Yor’s hold around his shoulders tightens, and then loosens reflexively as she rests her chin on top of his head. It warms something in him, something akin to butterfly wings spreading throughout the cavities in his chest. He ignores that.
“Two months ago – assignment in Nielsberg ended, so I had to be shipped back,” she says, and there’s something funny about the way she has described herself – like a flower being shipped, plucked, and maybe there’s some truth in it; she does look like a rose.
“How are you liking Berlint?”
“Just like how I left it,” she replies with a shrug of her shoulders, and he wants to pry, but he doesn’t know if he should.
They carry on the rest of the walk with Yor talking about the Hemlock fern she had taken a photo of, and provides him an overview of the article she is planning on writing. It is apparently, a textbook, a lengthy one at that, that will be used at Eden Academy, where she is mostly the contributor, apart from the cited resources from her predecessors. And it’s impressive, really, he told her as much, for someone at twenty-seven seemingly having their life together.
“Let me patch you up,” he tells her as he settles her by the settee of the office, garnering attention from Fiona, and of course, Franky. And just like the warm feeling in his chest, he ignores that, too.

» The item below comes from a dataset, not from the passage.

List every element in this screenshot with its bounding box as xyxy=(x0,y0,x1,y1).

He procures a first aid kit from the cupboard, quick enough so Franky doesn’t say anything compromising, and gets to quick work.
“Thank you, although you didn’t have to do that,” she says, that sweet smile on her face that makes her eyes shimmer like rubies. “And before you say it’s your job, I mean it.”
“You’re welcome,” he says, and there’s no sarcasm there, just a soft smile that’s a first, that’s new from someone so hollowed. “I’ll drive you home, too – “
“ – And maybe I can thank you over coffee?”
It’s straightforward, and takes him aback, but instead of declining, he’s laughing, and laughing, and laughing – a soft chuckle, more so made in disbelief he strings along with an affirmative that she receives with a smile of her own.
She is a disruption, and Loid allows it. He doesn’t know why, but he does, he does, he does – oh, how he does.